The Narcoleptic Dancers - Not Evident (Bleepmachine / Capitaine Plouf)

With a beautiful back-story to propagate their EP (being half brother and sister, recently united through tragedy), Melody Van Kappers and Anton Louis Jr. offer us a lesson in breezy feel-good tunes which permeate your mind offering you a new viewpoint on life.

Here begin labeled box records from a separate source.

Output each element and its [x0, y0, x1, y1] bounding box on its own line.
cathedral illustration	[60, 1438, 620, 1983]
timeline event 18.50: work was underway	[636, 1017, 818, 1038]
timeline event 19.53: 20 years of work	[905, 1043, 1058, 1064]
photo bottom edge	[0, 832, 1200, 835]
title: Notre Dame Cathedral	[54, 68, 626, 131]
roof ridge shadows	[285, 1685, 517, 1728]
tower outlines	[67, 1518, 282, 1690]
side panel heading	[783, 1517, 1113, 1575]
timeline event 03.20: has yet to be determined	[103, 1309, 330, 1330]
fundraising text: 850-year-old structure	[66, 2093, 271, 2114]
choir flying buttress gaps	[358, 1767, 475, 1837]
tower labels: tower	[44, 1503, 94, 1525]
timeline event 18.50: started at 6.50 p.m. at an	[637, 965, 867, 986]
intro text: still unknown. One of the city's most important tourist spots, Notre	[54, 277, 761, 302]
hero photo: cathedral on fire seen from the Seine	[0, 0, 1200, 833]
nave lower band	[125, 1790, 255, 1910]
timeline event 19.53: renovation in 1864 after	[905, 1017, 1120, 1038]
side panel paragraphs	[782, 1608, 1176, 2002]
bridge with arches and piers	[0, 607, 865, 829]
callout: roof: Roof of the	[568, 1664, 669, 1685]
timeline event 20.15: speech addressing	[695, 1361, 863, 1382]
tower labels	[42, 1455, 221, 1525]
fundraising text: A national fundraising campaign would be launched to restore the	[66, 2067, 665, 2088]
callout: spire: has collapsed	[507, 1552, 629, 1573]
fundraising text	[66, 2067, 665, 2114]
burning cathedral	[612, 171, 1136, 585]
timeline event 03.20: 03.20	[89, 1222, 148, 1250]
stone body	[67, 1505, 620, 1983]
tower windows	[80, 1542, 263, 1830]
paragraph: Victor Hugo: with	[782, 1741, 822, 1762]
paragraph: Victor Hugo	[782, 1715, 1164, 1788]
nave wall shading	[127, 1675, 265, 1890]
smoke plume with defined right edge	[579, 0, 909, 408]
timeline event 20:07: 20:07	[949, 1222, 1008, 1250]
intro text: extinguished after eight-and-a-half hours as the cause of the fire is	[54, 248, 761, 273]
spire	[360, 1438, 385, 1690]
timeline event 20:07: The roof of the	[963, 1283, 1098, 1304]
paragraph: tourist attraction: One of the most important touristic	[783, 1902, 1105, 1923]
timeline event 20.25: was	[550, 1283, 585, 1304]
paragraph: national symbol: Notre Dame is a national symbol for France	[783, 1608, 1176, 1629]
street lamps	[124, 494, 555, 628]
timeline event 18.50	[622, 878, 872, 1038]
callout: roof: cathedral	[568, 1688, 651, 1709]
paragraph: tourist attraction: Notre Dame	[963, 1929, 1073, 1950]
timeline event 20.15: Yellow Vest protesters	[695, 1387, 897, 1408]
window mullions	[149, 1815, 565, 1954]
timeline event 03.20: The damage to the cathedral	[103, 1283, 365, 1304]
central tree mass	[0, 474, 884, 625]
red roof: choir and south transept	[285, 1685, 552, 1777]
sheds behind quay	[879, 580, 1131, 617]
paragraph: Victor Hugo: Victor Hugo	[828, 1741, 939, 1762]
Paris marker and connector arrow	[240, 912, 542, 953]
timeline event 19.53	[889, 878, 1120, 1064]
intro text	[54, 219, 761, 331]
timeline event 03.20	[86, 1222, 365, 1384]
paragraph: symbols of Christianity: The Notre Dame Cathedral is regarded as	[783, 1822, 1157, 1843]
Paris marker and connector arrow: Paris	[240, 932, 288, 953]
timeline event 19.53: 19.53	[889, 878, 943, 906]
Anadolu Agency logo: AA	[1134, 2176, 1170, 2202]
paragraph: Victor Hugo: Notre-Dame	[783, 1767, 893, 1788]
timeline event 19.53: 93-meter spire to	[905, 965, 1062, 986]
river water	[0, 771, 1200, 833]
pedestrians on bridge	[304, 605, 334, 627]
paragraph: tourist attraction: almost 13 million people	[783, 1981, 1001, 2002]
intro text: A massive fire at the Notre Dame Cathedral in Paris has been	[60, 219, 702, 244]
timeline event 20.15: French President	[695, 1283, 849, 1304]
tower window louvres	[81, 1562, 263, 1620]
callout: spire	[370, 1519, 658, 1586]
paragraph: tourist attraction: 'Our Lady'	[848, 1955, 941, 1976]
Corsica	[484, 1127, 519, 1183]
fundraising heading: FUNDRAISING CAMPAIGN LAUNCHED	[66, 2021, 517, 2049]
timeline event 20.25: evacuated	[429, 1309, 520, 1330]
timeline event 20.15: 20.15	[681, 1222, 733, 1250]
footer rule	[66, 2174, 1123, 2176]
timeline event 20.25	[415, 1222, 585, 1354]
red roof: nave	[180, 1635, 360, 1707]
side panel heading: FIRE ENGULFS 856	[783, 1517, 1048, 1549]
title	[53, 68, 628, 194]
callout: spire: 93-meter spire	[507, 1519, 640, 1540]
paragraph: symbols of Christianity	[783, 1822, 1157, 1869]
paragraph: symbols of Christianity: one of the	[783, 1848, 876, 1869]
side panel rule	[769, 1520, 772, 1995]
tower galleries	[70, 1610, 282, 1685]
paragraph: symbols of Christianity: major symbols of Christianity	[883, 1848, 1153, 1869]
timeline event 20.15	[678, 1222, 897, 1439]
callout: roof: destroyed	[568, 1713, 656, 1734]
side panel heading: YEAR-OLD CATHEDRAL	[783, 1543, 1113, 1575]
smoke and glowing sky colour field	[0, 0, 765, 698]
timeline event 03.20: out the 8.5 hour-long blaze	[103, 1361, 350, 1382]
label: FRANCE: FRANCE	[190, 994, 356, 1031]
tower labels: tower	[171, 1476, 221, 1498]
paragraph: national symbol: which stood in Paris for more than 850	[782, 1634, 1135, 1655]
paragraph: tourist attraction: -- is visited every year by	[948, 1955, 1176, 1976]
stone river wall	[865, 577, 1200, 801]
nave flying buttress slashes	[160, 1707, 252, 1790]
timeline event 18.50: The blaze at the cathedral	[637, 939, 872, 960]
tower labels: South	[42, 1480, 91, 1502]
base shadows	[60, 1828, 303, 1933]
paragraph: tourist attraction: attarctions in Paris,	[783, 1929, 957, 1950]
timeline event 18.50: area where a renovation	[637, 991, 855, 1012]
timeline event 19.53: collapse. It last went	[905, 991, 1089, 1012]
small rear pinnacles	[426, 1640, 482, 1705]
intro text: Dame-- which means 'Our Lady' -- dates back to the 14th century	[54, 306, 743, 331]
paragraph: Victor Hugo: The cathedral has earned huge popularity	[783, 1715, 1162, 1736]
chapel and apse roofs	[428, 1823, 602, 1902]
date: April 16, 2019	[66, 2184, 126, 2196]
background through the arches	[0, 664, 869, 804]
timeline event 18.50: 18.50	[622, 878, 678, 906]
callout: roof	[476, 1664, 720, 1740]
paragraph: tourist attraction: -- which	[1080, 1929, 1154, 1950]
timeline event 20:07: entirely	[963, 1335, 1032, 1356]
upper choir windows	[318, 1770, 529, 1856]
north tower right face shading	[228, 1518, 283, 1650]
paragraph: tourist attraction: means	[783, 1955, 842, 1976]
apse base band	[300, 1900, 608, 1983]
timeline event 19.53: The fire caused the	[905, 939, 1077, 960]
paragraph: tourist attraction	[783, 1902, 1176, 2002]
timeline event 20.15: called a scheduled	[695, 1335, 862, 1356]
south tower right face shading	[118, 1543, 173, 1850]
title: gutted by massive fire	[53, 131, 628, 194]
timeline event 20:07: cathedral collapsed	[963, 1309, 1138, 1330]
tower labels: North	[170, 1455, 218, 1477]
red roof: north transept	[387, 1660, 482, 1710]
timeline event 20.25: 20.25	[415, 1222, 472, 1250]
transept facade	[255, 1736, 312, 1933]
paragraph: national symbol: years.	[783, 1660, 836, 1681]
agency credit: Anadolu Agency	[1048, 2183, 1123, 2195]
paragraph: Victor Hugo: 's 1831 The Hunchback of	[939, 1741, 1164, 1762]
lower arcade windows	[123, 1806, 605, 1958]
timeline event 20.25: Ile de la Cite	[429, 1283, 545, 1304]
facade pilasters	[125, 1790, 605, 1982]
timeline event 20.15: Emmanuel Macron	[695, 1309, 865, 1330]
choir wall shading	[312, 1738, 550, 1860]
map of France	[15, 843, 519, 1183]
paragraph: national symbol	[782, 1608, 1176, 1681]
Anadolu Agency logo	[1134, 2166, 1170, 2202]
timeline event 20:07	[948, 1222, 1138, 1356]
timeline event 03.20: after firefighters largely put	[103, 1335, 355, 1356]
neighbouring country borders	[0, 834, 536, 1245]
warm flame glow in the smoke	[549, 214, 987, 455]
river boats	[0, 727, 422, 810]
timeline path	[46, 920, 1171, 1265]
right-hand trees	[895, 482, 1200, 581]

Released Nov 12th, 2010 via Bleepmachine / By Clementine Lloyd
The Narcoleptic Dancers - Not Evident (Bleepmachine / Capitaine Plouf) Ramping up Not Evident, hand claps and a maraca operate as the timepiece to the simplistic chiming riff which lays low throughout. Melody’s light and breezy voice flutters over the acoustics, offering naïve notions and innocent musings “I wish I could talk to the trees and have dinner with the bumblebees”. There is a staunch reminder of Kimya Dawson in this, with the pacing of the underlying riff of this and 'Unique Tree', which treats you to more maracas and tapping tambourines. If you thought this EP couldn’t get any breezier, witness the lyrics “My friend the wind came to pick me up, just as the sun was coming up, but I still know who I am”.

Offering tales of lightness and weight, Anton offers a lighter composition to detract from the darker edges of lyrics in 'Again And Again'. A breathier style is adopted to project the dreamlike inferences of “In my world, there wouldn’t be any money, no more wars”, whilst offering opinion on a current world view “People seem to be born unhappy”. Constricted by the light and bubbling base notes, this track is defined by Melody and Anton’s refusal to let life’s darkness spoil the beauty.

'Sweet And Soft' reaches out with a stronger up-tempo account, swift piano keys charged in a carefree manner, and a staccato drum beat mostly tapped out on metallic surfaces. The melodies are created with a sudden sense of compulsion, though it is clear there is a lot more to the composition than meets the eye, with Anton in the driving seat. This is evident most of all in 'Rasterkraut (Demo)', which immediately projects silhouettes of an early Kate Nash track. Forming the beat through a steady piano key throughout, fleshing out with a drum-loop, and vocalising around “Just doing my girl-thing”, this demo is light and sugary to the last as you would expect, like candyfloss, and impossible to forget.

Short and very sweet, the Not Evident EP does what it sets out to do, with little apology and a naivety which is as much part of its charm as its light acoustic riffs and hand-clapping ramblings. Narcoleptic Dancers seem to be doing their level best to combat the weight of reality, delivering to our ears a wealth of blissful meandering tracks which never eek into the darkness of the world that is alluded to in 'Again And Again' and of course, 'Rasterkraut', possibly one of the best features of a really beautiful and concise EP.